4. then learn a shell scripting language

5. then do something like "espeak 'oh hi there'"

Alternatively, do this in reverse numerical order.

2024-04-25 at

Binomial commitment modelling


- if I'm 100% committed to a hypothesis that something is going to decline in value, I should discard 100% of what I can


- if I'm 50% committed to a hypothesis that something is going to decline in value, I should discard 50% of what I can


- if I'm 100% committed to a hypothesis that [ something will devalue in the short-term ], and 100% committed to a hypothesis that [ the same will appreciate in the long-term ] then I should discard 50% of what I can, and reconsider that 50% later


- if I'm 50% committed to a hypothesis that [ something will devalue in the short-term ], and 100% committed to a hypothesis that [ the same will appreciate in the long-term ] then I should discard 25% of what I can, and reconsider that 25% later


I am still trying to wrap my head around this, but it seems like a reasonable fundamental approach to life in general.

2024-04-24 at

money, love, smarts

I have a friend who reminds me that money is important. Here's a little cartoon for you.
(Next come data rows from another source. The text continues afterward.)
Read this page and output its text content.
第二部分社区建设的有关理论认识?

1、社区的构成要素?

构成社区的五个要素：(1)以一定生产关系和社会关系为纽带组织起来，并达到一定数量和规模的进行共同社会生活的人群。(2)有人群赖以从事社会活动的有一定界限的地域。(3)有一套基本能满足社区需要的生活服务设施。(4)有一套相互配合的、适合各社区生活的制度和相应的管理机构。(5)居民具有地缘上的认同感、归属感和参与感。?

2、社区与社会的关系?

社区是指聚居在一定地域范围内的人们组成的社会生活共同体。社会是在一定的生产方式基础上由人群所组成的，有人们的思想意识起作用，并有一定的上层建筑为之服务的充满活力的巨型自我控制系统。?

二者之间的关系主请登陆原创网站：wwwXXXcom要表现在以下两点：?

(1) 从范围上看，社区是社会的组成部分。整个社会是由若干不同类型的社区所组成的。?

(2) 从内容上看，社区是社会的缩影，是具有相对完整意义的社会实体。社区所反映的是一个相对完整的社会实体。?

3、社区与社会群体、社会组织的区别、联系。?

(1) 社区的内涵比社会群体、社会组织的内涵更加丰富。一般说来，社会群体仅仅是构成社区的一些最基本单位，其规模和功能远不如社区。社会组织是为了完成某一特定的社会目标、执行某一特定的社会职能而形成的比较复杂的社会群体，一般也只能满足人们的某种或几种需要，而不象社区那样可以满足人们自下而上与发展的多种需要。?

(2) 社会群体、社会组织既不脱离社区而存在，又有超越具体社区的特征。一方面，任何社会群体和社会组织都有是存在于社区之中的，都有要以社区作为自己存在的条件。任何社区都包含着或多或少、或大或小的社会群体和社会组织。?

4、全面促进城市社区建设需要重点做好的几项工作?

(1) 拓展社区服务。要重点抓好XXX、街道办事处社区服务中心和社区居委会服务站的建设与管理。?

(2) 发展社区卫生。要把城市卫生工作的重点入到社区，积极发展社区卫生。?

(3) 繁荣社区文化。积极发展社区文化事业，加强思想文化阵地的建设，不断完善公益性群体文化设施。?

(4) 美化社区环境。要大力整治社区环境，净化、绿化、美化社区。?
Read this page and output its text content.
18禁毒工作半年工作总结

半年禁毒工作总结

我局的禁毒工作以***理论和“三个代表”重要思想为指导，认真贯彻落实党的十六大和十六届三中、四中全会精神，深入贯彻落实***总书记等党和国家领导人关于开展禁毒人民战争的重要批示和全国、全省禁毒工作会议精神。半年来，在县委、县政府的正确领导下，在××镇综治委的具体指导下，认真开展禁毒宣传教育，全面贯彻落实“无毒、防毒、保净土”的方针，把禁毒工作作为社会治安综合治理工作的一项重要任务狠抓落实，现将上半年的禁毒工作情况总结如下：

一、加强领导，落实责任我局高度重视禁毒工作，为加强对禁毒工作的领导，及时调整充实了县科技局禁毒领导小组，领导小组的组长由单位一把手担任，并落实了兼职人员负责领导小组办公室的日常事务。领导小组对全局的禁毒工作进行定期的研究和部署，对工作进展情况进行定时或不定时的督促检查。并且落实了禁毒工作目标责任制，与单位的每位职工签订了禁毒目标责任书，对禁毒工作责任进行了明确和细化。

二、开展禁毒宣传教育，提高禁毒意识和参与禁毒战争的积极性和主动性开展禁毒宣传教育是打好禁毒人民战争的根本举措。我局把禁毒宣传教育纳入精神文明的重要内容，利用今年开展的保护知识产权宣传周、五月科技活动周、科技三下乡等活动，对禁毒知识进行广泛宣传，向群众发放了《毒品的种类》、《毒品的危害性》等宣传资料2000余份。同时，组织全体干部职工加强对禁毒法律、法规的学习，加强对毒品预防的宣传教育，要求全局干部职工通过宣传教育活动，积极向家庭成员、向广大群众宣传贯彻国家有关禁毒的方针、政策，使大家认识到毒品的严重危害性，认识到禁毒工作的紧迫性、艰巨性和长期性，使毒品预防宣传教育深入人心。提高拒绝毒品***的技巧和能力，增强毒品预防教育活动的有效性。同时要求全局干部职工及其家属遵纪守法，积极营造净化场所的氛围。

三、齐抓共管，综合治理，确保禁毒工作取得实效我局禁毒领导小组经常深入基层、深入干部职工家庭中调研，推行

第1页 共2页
Let's abstractly say that human operational priorities include : money, love, and smarts. 

And let's abstract say that their agents of obsession are respectively : business folk, hippies, and nerds.

- money : can buy love, cannot buy smarts
- love : can buy money, cannot buy smarts
- smarts : can buy love, can buy money

For as long as I can remember, I've associated myself with nerds. It's just how I see the world. And you will pick differently because you care about different things, OR you see the world differently. And that's ok.

( Whereby we set aside Maslov's observations for a second, associate money with capital goods and its role as a proxy for time spent working, associate love with events which result in a subjective sense of well-being, and smarts with intelligence, knowledge, wisdom, and all that jazz. )

2024-04-23 at

Dangerous words

The only tragedy in life is an absence of intention.

Them's dangerous words in this world.

walking wounded

 I like people with scars. They're armoured - less sensitive - maybe haunted by phantoms, but still more durable than what I dislike ...


I don't like people with wounds. They're weakened, hypersensitive, and often in denial.


But the only way to get more scars is to get more wounds, so, well ... it's a gamble, innit?

2024-04-22 at

Aesthetics and Government

 Some of my friends say I am jealous when I comment on their lifestyles.


It's more like, I think they have bad tastes. But I am too polite to remind them ... maybe I should be less humorous in my speech.


In my short time, I have observed people both rich and poor whom I do not envy. There is a 2x2 matrix of {rich,poor}, {smart,dumb} folks ... and the dumb ones, in my view ... and by dumb, I mean the opposite of smart, meaning they have bad taste ... the dumb ones, generally value things I don't value.


But that's why it 's a matter of taste. Each person finds in society a narrative which helps them to make sense of the world. And each person would find the sensibilities of others to be suspect.


That's the nature of engineering tastes, narratives, and lifestyles.


That's the nature of governance. 

2024-04-21 at

Viva "Technology"

The 2020s are a very interesting time for the technology sector. In the 1990s the tech boom was technology focused, and then really nothing new was injected into industry for 30 years ... everyone just worked on reoptimisations on the fundamental paradigm shifts of the 90s ( vis-a-vis Web1... Web2 .. Web3 ). 


In the 2020s, finally cryptocurrency's Cambrian explosion and the AI spring (a rise in popularly, albeit built on technological precepts which are both narrow and poor) provide industrialists with paradigm shifts that are actually as different as the Internet was upon its trend.


For now, technology is actually destructive once more.